The Australian government has funded an initiative to ensure the provenance of sustainable sugar supplies using blockchain technology.
The Australian government has granted A$2.25 million ($1.7 million) to the Sustainable Sugar Project, Foodnavigator-Asia reports July 30.
The Sustainable Sugar Project, led by the Queensland Cane Growers Organization, will use blockchain technology to track the provenance of sugar supplies to Australia. The initiative known as the Smart Cane Best Management Practice (BMP) is part of a sugar industry push for better sustainability and traceability.
Blockchain technology will purportedly allow buyers to clearly see where sugarcane comes from and prove the provenance and sustainability of the farm.

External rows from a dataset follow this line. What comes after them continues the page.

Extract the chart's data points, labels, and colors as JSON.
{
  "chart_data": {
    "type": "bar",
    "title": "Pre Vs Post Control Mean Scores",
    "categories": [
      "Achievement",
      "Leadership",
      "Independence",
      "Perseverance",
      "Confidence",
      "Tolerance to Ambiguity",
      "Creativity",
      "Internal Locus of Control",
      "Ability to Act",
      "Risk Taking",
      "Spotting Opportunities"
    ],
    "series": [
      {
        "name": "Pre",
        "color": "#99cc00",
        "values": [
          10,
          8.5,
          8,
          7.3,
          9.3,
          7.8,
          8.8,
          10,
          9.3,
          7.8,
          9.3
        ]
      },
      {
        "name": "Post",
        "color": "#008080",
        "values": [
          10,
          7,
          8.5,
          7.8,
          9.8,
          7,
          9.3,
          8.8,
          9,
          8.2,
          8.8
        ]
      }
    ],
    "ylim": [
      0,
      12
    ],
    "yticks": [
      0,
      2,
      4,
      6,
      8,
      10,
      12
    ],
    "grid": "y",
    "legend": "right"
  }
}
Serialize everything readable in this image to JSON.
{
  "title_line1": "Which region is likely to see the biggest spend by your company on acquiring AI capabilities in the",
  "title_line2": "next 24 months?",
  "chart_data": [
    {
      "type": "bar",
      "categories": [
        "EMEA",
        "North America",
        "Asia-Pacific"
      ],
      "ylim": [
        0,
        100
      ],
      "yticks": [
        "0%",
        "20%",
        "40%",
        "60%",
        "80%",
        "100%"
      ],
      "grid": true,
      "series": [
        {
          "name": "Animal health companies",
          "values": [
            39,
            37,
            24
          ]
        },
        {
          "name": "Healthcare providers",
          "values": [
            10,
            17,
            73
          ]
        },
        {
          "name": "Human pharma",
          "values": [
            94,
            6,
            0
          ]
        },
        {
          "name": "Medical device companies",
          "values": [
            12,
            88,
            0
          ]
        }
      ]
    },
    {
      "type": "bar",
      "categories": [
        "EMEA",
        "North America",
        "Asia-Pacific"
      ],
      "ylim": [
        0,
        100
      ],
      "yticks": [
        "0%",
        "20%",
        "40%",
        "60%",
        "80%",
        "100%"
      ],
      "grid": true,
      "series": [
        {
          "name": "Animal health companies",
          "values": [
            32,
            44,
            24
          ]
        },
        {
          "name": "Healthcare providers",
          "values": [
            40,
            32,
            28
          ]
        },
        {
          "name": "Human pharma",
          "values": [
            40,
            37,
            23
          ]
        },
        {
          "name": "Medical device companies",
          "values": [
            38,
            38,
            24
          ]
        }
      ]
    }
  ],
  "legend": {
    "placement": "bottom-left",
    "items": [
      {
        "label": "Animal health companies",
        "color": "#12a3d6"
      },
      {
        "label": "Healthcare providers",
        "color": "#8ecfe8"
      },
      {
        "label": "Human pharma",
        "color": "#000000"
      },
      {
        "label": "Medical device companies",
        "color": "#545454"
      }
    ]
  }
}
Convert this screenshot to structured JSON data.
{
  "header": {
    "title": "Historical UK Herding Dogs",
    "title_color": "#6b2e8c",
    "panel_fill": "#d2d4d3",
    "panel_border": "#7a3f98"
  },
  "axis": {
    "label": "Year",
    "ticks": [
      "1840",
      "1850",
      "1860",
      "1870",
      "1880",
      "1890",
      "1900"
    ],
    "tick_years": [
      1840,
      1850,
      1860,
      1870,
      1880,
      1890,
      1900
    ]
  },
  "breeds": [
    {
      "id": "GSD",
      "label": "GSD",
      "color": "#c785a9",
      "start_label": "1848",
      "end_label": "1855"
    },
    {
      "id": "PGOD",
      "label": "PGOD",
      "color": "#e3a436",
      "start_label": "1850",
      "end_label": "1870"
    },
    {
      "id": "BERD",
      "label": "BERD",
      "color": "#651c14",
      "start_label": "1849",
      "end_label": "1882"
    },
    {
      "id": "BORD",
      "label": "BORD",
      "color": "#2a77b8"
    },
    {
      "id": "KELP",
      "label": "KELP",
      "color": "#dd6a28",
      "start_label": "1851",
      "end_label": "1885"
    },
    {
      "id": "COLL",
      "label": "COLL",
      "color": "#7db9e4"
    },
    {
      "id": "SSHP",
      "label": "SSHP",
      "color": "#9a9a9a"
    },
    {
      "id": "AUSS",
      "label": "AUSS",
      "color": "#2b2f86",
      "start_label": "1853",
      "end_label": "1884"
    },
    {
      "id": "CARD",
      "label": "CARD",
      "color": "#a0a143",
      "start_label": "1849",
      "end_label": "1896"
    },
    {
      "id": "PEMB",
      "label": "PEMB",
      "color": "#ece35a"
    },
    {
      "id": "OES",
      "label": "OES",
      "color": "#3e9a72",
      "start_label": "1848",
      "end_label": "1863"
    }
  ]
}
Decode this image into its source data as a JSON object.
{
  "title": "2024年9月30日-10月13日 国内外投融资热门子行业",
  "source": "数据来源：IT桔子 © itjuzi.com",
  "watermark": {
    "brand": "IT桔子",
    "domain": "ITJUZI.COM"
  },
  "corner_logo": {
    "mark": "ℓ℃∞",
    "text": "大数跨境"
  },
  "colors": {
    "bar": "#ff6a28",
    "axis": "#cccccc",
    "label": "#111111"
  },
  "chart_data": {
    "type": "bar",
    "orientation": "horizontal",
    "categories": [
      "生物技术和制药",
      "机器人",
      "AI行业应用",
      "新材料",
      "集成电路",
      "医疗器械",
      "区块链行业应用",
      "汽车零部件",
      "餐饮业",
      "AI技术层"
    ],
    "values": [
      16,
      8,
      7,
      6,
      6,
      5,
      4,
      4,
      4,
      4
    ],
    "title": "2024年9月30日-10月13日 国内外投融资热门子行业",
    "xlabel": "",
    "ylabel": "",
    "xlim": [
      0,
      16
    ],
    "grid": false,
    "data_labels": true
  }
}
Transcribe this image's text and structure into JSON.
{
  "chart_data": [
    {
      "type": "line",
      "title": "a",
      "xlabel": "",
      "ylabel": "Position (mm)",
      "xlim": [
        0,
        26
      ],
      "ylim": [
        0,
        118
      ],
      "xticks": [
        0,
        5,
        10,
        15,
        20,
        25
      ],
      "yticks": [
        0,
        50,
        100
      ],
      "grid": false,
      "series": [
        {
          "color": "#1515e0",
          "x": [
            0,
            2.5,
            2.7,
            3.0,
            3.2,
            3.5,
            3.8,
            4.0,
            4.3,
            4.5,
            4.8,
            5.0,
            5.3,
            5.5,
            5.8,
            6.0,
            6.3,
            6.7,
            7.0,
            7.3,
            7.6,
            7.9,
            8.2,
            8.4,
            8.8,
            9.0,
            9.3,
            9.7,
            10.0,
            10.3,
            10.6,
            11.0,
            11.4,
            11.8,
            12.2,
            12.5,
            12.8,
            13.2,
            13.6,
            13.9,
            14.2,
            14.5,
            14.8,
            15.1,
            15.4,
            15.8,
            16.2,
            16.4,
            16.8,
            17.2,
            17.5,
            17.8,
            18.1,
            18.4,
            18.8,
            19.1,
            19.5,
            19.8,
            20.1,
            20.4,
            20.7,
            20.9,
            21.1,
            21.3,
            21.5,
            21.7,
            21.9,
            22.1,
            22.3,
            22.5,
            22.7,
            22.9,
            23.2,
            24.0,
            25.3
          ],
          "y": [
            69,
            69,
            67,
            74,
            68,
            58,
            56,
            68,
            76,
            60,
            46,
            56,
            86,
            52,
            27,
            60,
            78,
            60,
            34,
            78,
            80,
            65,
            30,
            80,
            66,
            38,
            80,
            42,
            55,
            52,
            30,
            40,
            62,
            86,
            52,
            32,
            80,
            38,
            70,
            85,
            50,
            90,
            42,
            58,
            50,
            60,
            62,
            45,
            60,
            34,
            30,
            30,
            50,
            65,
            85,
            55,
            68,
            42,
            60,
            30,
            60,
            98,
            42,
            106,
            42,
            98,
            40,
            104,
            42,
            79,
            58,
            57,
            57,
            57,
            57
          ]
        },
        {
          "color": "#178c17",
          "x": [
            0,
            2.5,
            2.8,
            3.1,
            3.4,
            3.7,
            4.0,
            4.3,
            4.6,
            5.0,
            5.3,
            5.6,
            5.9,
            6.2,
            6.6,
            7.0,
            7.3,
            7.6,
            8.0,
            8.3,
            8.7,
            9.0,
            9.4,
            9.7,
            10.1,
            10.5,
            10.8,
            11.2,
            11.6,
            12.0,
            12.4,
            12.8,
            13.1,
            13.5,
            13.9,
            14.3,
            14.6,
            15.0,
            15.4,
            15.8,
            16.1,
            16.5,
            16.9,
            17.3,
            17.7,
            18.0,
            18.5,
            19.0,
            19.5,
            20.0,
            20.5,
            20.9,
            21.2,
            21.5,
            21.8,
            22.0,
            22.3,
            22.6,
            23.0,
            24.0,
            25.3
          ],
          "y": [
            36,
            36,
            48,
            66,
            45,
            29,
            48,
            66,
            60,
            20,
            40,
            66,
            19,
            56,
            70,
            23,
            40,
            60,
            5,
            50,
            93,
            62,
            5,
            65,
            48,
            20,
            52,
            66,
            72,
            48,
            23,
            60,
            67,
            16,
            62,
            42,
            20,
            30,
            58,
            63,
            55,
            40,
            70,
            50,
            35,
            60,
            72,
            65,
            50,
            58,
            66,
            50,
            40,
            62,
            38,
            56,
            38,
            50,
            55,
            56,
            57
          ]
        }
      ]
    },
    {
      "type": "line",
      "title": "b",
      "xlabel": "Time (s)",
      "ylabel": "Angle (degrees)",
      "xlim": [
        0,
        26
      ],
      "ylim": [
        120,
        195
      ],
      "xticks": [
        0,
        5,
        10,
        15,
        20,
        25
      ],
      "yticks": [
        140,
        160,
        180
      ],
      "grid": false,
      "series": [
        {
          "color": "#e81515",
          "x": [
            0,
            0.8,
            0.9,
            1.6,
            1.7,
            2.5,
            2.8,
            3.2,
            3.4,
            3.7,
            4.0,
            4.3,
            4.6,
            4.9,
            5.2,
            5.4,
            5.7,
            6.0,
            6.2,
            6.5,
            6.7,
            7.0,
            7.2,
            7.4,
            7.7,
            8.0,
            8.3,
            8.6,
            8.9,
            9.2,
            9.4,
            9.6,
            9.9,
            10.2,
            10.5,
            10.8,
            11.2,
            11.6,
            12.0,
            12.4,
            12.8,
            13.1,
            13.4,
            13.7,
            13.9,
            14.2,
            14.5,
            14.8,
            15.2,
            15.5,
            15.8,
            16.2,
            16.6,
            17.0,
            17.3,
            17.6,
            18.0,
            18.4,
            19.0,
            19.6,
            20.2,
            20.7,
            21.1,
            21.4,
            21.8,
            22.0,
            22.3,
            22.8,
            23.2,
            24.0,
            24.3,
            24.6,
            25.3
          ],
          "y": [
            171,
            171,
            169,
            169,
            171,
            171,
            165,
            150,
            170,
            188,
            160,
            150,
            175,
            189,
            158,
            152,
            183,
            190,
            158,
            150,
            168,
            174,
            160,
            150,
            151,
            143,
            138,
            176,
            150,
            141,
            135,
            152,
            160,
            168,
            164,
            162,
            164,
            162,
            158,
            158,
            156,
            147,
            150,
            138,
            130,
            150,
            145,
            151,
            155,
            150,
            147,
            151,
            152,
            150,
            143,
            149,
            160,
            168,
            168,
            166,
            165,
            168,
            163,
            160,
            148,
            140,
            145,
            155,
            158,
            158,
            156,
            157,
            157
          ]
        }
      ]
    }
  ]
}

Canegrowers told Foodnavigator-Asia:
“Blockchain’s main attribute is that it’s a secure database in which all transactions are recorded and visible… the quality sugar produced from the sustainably-grown cane can be traced back through the chain, giving consumers confidence in what they are buying.”
For the initiative, industry experts and sugarcane farmers collaborated on best practices and industry standards based on productivity, sustainability, and profitability.
The Ministry of Agriculture and Water Resources stated that large buyers of sugar could pay more in the future for sustainable sugar, as customers increasingly demand sustainably-sourced products. Agriculture Minister David Littleproud said:
“This technology would provide assurances around the sustainability of our sugar and ensure cane farmers using sustainable practices can attract a premium for their product.”
Blockchain technology has proven to be a boon for logistics and supply chain applications, and is widely regarded as a cheaper and more efficient way to track complex supply chains globally.
Today, the Commonwealth Bank of Australia announced that it completed a successful trade of 17 tons of almonds to Europe using blockchain technology. The platform, which was part of a collaborative effort of five “supply chain leaders,” is underpinned by distributed ledger technology (DLT), Internet of Things (IoT), and smart contracts.
Earlier this month, U.S. computer technology firm Oracle released its blockchain platform focusing on transaction efficiency and supply chain authentication. Oracle Blockchain Cloud Service uses Hyperledger Fabric as its basis and launched following a series of trials with banking, business, and government clients.